The Vinyl Collection contains all you need to know: these seven remastered albums tell the story of the band’s first five years, during which they created an admirable body of adventurous, eclectic and genuinely groundbreaking music.
Exhibiting a similar ability to assimilate influences from prog, art rock and all manner of unconventional sources, the first five Simple Minds albums remain compelling. Life In A Day, the feisty debut, is a sustained rush of wide-eyed experimentation and obtuse melodic power, with songs like the title track and celebrated single Chelsea Girl echoing the like-minded explorations of Magazine, Bill Nelson and The Associates while establishing a distinct personality for a still very young band. Also released in 1979, Real To Real Cacophony earned comparisons with the genre-mangling likes of PiL’s Metal Box and Wire’s 154 with an intricate but engaging mixture of oddball arrangements and subtly incisive tunes. This wonderfully perverse and eclectic approach continued through the glorious Empires And Dance – both Simple Minds’ strangest and most affecting work of all; an often austere but always vibrant collection of skewed art rock that, a quarter of a century on, sounds even less like the work of a band that would end up churning out execrable twaddle like Belfast Child a few short years later.
Adventurous, genuinely groundbreakng music.

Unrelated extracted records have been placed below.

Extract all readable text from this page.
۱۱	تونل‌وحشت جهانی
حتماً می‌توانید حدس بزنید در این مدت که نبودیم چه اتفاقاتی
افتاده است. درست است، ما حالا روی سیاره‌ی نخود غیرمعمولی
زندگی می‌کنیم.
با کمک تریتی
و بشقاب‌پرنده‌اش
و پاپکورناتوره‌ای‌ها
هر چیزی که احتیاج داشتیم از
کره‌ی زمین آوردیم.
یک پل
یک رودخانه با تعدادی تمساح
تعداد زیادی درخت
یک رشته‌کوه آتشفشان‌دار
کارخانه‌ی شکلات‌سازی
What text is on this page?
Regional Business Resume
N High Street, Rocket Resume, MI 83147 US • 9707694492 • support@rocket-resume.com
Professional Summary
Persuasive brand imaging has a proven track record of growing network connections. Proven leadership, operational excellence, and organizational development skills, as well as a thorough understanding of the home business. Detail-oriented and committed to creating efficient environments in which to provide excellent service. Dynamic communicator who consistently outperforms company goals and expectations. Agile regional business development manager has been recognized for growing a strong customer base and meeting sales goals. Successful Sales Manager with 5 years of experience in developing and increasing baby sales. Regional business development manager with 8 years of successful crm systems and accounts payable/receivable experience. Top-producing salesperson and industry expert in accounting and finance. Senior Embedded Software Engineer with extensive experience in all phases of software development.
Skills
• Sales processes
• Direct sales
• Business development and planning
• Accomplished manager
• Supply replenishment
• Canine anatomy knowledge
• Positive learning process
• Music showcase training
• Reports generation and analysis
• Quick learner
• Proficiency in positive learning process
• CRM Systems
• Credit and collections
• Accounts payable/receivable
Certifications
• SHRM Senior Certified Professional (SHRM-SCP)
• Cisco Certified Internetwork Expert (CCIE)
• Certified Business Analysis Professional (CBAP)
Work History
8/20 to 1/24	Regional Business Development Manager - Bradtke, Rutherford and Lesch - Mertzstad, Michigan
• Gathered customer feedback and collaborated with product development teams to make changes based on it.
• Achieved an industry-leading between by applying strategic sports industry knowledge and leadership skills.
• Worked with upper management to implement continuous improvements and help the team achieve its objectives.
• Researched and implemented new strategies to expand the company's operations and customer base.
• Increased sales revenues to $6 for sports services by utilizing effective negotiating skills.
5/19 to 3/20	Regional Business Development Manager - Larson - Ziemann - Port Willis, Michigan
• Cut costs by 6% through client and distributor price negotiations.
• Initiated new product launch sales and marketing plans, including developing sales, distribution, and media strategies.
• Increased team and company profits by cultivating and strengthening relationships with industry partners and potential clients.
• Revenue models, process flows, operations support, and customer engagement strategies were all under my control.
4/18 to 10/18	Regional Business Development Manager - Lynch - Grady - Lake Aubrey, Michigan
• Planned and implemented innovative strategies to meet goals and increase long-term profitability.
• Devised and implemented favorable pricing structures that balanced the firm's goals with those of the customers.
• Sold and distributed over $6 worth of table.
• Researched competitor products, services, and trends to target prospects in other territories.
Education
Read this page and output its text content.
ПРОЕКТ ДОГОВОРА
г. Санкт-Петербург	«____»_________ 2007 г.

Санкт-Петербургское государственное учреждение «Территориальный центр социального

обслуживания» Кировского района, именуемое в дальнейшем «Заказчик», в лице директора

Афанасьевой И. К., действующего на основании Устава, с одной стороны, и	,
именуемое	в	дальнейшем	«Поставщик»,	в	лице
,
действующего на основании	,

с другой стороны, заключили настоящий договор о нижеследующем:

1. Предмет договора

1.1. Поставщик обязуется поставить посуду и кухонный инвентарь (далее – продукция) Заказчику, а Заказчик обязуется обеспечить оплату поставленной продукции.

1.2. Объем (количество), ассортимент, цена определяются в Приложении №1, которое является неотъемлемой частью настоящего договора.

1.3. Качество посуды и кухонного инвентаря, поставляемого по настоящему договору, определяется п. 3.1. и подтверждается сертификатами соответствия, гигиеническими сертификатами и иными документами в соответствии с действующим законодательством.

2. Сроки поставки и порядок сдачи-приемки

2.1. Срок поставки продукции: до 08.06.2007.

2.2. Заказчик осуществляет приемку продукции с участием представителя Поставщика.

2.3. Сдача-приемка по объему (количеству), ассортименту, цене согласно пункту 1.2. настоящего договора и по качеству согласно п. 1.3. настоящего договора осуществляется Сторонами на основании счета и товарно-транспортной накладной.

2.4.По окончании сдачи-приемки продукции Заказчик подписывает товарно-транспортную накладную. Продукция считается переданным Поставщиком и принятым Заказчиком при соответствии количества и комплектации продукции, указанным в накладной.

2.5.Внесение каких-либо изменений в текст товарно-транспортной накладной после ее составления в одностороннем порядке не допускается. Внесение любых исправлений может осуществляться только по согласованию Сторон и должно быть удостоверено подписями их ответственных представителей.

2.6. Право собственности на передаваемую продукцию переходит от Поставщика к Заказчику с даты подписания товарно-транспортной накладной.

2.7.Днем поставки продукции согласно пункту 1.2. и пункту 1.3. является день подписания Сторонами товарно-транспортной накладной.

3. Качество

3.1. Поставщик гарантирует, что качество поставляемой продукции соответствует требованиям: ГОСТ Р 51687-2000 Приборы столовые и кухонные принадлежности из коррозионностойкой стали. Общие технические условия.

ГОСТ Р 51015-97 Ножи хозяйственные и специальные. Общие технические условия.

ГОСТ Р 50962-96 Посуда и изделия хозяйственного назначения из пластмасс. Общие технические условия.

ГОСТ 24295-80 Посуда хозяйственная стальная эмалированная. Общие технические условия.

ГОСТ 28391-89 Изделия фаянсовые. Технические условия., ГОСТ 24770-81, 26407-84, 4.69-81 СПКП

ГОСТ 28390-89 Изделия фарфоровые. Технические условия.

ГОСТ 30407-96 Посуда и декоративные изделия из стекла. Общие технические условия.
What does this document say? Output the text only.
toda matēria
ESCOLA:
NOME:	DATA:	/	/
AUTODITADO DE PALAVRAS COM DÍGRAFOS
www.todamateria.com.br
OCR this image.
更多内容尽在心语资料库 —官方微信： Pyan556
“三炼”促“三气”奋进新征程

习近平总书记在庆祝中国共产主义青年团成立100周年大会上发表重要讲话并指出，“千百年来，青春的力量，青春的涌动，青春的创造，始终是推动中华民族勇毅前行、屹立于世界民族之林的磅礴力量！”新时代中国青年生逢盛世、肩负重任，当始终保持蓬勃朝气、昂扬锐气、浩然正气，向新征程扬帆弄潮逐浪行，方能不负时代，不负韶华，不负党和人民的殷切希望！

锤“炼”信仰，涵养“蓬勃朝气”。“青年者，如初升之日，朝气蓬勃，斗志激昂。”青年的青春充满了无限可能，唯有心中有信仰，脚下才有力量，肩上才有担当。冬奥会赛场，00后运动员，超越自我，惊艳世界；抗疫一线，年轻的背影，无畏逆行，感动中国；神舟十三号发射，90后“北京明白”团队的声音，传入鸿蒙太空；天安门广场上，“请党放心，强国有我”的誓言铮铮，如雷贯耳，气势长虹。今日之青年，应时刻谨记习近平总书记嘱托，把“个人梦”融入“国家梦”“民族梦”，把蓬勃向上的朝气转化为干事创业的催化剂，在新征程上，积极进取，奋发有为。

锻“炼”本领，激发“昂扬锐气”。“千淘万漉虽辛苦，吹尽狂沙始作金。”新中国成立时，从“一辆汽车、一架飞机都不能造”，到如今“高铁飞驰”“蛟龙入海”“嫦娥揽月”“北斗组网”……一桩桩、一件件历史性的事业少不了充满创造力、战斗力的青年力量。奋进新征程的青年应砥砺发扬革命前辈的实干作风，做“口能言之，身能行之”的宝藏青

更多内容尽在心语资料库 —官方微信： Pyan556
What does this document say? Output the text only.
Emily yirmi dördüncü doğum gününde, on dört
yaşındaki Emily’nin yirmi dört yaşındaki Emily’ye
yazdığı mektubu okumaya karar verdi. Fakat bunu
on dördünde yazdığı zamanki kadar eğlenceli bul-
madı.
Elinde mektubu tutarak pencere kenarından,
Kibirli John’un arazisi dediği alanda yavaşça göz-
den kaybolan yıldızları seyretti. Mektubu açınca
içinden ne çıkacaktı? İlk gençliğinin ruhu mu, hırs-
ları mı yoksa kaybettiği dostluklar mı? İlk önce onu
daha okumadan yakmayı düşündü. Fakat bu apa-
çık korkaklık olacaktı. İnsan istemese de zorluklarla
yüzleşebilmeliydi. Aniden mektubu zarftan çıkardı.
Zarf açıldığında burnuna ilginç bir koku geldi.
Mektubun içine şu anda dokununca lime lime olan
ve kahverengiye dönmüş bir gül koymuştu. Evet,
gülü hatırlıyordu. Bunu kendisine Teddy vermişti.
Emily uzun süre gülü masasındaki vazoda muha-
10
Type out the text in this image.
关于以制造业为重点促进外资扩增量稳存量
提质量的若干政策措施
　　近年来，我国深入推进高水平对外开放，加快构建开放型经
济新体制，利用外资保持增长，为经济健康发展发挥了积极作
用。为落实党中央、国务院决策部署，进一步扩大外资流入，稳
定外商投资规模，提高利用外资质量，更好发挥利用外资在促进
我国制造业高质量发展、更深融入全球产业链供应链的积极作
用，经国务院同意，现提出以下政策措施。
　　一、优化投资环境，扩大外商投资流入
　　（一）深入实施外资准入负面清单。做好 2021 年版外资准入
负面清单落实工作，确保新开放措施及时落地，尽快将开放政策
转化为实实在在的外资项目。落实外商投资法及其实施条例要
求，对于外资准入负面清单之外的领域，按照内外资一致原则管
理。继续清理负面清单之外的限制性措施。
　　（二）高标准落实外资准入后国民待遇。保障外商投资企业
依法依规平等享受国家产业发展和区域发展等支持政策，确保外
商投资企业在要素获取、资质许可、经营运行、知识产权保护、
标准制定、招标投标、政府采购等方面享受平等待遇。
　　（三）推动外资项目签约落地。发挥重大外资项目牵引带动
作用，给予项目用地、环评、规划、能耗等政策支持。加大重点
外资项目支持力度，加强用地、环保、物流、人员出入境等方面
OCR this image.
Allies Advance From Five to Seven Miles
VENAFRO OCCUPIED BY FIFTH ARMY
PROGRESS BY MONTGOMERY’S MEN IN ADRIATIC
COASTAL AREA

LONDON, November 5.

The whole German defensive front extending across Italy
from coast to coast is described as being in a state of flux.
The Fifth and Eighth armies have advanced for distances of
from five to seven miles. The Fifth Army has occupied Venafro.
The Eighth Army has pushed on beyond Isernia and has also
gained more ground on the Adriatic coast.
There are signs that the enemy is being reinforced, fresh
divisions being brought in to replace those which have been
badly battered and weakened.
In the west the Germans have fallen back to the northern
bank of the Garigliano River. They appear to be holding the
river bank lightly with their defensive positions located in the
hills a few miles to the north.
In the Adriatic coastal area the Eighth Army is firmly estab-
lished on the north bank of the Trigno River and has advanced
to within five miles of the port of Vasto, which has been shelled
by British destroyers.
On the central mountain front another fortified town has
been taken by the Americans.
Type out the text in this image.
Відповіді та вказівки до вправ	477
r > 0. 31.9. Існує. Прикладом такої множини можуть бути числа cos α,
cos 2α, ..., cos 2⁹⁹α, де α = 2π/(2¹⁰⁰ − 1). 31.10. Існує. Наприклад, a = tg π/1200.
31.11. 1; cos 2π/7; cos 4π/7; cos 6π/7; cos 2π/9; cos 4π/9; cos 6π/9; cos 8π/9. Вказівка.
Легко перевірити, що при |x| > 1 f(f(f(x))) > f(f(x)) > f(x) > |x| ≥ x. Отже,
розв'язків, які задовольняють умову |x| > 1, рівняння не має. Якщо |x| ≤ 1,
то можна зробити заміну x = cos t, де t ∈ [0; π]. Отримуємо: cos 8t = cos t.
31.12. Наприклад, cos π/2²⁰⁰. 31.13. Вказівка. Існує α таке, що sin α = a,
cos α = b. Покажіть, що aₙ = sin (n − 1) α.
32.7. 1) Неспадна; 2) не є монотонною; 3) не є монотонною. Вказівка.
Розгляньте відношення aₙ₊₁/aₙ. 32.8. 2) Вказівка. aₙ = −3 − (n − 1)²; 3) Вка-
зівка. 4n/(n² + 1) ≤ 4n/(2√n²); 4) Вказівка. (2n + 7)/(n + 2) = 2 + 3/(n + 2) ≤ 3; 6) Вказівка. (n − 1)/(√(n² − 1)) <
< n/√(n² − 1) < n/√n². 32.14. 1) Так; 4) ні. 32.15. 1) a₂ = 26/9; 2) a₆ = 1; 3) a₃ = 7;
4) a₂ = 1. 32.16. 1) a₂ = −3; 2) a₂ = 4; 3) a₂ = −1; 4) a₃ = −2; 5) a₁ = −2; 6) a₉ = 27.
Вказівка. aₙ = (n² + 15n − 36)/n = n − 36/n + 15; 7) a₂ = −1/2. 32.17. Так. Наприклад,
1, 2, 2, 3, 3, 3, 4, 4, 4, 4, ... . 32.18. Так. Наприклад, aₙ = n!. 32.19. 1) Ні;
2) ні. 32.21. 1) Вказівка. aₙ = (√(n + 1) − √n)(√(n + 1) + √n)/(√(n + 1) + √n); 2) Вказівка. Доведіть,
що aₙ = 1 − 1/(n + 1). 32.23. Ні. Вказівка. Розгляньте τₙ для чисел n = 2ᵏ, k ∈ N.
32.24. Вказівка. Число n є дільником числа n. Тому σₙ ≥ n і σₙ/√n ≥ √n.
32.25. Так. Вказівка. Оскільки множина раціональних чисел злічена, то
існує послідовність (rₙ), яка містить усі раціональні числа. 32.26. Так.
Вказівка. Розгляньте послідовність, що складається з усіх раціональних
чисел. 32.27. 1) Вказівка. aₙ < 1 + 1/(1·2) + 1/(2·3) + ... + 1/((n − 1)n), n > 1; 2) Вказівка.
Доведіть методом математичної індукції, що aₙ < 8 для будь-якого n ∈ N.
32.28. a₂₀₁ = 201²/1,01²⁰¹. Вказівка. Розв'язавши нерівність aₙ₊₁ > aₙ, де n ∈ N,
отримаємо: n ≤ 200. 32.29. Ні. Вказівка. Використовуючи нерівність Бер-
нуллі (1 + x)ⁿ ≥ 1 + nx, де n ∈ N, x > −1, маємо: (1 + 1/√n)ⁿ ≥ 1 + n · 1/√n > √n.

Originally released in tandem, Sons And Fascination and Sister Feelings Call represent the final blossoming of the Scots’ creative urges. Perhaps surprisingly, the albums also heralded Simple Minds’ official arrival at the pointy end of the UK album charts, as songs like* The American* and Sweat In Bullet demonstrated the ongoing refinement of frontman Jim Kerr’s songwriting skills via the prog-friendly credentials brought to bear by the presence of producer Steve Hillage. From that moment on, Simple Minds were heading upwards at an extraordinary rate. 1982’s New Gold Dream (81,82,83,84) was the band’s first bona fide pop record and one that encapsulates the sound and ambition of that era, but it lacks the feverish artistry of its predecessors. By the time the largely likeable Sparkle In The Rain emerged in 1984, Simple Minds were chipping away at their reputation by seeming to grasp for Bono’s coat-tails, but despite the bloated horrors that followed, the legacy contained on these 14 sides of plastic remains an enduring one.